Достопочтенный патер Кристофоро подметил это, и вот что он мне сказал:
— Погляди-ка ты, австрийский пройдоха! Они смотрят друг на друга, как бешеные быки, готовые сорваться с привязи. Видно, человечество погрязло в очень страшных грехах, если бог лишил разума этих бедняг. Обвиняют друг друга в своей обиде и не ведают, что тут дело рук сатаны. А слуги сатаны — это те, кто хотел войны и развязал ее. И, стало быть, твой австрийский император, чтоб ему в ад провалиться! Да еще полуидиот кайзер Вильгельм Второй, которого бог и так уже наказал — дал ему одну руку короче…

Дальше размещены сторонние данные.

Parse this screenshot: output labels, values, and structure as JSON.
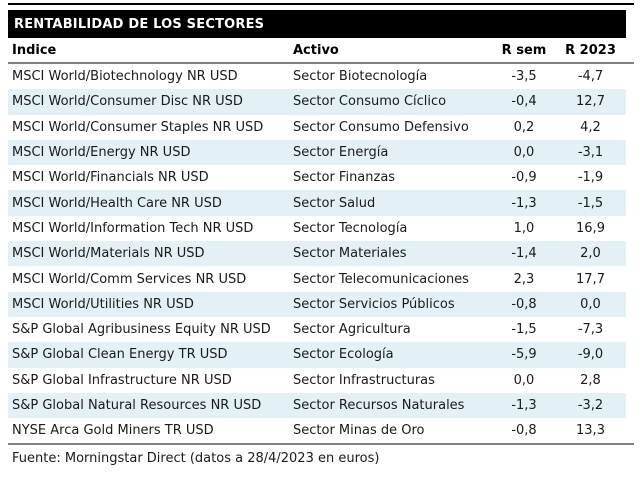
{
  "title": "RENTABILIDAD DE LOS SECTORES",
  "footer": "Fuente: Morningstar Direct (datos a 28/4/2023 en euros)",
  "colors": {
    "title_bar_bg": "#000000",
    "title_text": "#ffffff",
    "alt_row_bg": "#e3f1f7",
    "rule_gray": "#808080",
    "top_line": "#000000",
    "body_text": "#1a1a1a"
  },
  "chart_data": {
    "type": "table",
    "title": "RENTABILIDAD DE LOS SECTORES",
    "columns": [
      "Índice",
      "Activo",
      "R sem",
      "R 2023"
    ],
    "rows": [
      [
        "MSCI World/Biotechnology NR USD",
        "Sector Biotecnología",
        "-3,5",
        "-4,7"
      ],
      [
        "MSCI World/Consumer Disc NR USD",
        "Sector Consumo Cíclico",
        "-0,4",
        "12,7"
      ],
      [
        "MSCI World/Consumer Staples NR USD",
        "Sector Consumo Defensivo",
        "0,2",
        "4,2"
      ],
      [
        "MSCI World/Energy NR USD",
        "Sector Energía",
        "0,0",
        "-3,1"
      ],
      [
        "MSCI World/Financials NR USD",
        "Sector Finanzas",
        "-0,9",
        "-1,9"
      ],
      [
        "MSCI World/Health Care NR USD",
        "Sector Salud",
        "-1,3",
        "-1,5"
      ],
      [
        "MSCI World/Information Tech NR USD",
        "Sector Tecnología",
        "1,0",
        "16,9"
      ],
      [
        "MSCI World/Materials NR USD",
        "Sector Materiales",
        "-1,4",
        "2,0"
      ],
      [
        "MSCI World/Comm Services NR USD",
        "Sector Telecomunicaciones",
        "2,3",
        "17,7"
      ],
      [
        "MSCI World/Utilities NR USD",
        "Sector Servicios Públicos",
        "-0,8",
        "0,0"
      ],
      [
        "S&P Global Agribusiness Equity NR USD",
        "Sector Agricultura",
        "-1,5",
        "-7,3"
      ],
      [
        "S&P Global Clean Energy TR USD",
        "Sector Ecología",
        "-5,9",
        "-9,0"
      ],
      [
        "S&P Global Infrastructure NR USD",
        "Sector Infrastructuras",
        "0,0",
        "2,8"
      ],
      [
        "S&P Global Natural Resources NR USD",
        "Sector Recursos Naturales",
        "-1,3",
        "-3,2"
      ],
      [
        "NYSE Arca Gold Miners TR USD",
        "Sector Minas de Oro",
        "-0,8",
        "13,3"
      ]
    ],
    "numeric": {
      "r_sem": [
        -3.5,
        -0.4,
        0.2,
        0.0,
        -0.9,
        -1.3,
        1.0,
        -1.4,
        2.3,
        -0.8,
        -1.5,
        -5.9,
        0.0,
        -1.3,
        -0.8
      ],
      "r_2023": [
        -4.7,
        12.7,
        4.2,
        -3.1,
        -1.9,
        -1.5,
        16.9,
        2.0,
        17.7,
        0.0,
        -7.3,
        -9.0,
        2.8,
        -3.2,
        13.3
      ]
    },
    "source": "Fuente: Morningstar Direct (datos a 28/4/2023 en euros)",
    "layout": {
      "alternating_rows": true,
      "numeric_columns_alignment": "center"
    }
  }
}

— …а третий слуга сатаны — это итальянский король Виктор Эммануил Третий.
— Упаси боже! — горячо возразил патер Кристофоро. — Ты не наговаривай на моего короля, а то бог тебя накажет и язык у тебя отсохнет!.. А впрочем, — добавил он, — мой король просто марионетка! Винить надо других!
— Кого?
— Интервентистов.
— Кто они такие?
— Да те, которые хотели войны. Понадобился им Южный Тироль и еще что-то. Полоумный Д'Аннунцио и учителишка Муссолини. Они-то и есть слуги сатаны. Теперь сатана ликует, всюду кровь, нужда, голод, разорение, смерть, проклятия…

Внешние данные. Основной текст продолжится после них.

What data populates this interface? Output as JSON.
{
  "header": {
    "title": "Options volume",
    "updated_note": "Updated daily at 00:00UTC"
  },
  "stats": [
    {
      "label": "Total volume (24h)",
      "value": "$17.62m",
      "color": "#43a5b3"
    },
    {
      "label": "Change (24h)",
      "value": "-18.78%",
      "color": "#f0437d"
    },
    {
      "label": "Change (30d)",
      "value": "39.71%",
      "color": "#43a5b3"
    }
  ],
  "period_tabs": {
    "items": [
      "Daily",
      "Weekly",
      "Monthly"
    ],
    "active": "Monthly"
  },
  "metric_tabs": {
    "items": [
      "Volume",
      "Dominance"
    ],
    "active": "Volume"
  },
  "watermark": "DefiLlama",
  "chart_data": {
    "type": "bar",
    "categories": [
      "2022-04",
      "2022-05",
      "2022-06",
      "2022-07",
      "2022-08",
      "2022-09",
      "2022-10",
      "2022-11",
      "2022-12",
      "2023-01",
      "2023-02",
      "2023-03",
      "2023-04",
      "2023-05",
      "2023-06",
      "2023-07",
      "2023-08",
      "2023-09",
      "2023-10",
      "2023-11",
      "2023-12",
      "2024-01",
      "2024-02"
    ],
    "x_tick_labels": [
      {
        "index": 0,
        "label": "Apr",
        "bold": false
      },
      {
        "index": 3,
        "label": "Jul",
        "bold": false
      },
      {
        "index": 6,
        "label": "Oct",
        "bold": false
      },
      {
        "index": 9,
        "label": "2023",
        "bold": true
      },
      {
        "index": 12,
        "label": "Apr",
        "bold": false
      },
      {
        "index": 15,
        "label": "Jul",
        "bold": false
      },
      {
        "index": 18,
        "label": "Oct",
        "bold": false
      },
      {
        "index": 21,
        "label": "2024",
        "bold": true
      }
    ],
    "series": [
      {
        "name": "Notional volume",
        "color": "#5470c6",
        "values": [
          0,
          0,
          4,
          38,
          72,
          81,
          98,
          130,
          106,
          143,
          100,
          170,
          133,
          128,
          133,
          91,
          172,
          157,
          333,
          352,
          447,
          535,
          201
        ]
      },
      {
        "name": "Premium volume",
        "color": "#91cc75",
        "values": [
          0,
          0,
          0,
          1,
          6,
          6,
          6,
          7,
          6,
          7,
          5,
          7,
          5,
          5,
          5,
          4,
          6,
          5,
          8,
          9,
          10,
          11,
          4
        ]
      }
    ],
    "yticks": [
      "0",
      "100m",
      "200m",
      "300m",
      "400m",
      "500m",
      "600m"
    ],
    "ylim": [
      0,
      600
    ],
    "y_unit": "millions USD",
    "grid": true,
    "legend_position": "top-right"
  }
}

Патер искренне радовался, если какой-нибудь потрепанный отряд австрийских вояк — ландштурмистов, ландверовцев, кайзерегерей или спешившихся мадьярских гонведов — натыкался в нашей деревушке на кучку пленных итальянских солдат. «Неприятели» отдыхали друг против друга по разным сторонам дороги и незамедлительно начинали брататься.
Военный устав запрещал братание. За это грозила суровая кара. Даже пуля в лоб. Гонведы, ландверовцы, ландштурмисты плевали на австрийский военный устав. По всем признакам — по тому, что творилось на небе и на земле, в штабе и просто в среде офицеров поумней, — видно было, что австрийская империя катится к черту, что война на исходе, что пролито безмерное количество крови. А, пусть все летит в тартарары! Чихать они хотели на войну, на императора, на генеральный штаб и других круглых идиотов. Осточертела им война!
Поэтому и получалось, что австрийские солдаты самых разных частей и национальностей выкрикивали бранные слова и проклятия, а офицеры притворялись, будто ничего не слышат. Еще год, полгода назад за такое ставили к стенке и — тррах! Бунтовщик падал на землю, расстрелянный как изменник своей мачехи родины!..
Теперь все братались с «неприятелем», показывали ему фотографии детей, жены, родителей, качали головой, причмокивали, хлопали друг друга по плечу. Австрийцы трещали сразу на девяти языках, итальянские пленные лопотали по-своему. Дьявол бы не разобрался в таком вавилонском столпотворении!.. Тогда я приходил на помощь и в качестве К. u. К. Dolmetscher[24] без особого труда разъяснял, переводя с итальянского на немецкий, польский, чешский, словенский, хорватский, словацкий, сербский, румынский и кое-как на мадьярский, что война кончается, катится ко всем чертям! Этого бывало достаточно, чтобы «неприятели» делились хлебом, консервами и табаком.
Потом группы расходились в разные стороны, а я почесывал себе голову и думал, не сболтнул ли чего лишнего и не вздумает ли какая-нибудь паршивая глиста или крыса донести, что я поддерживаю «пораженческие настроения». Ибо по австрийскому военному уставу за пораженческие настроения полагалось ставить к стенке и — тррах!.. Пораженец валился на землю!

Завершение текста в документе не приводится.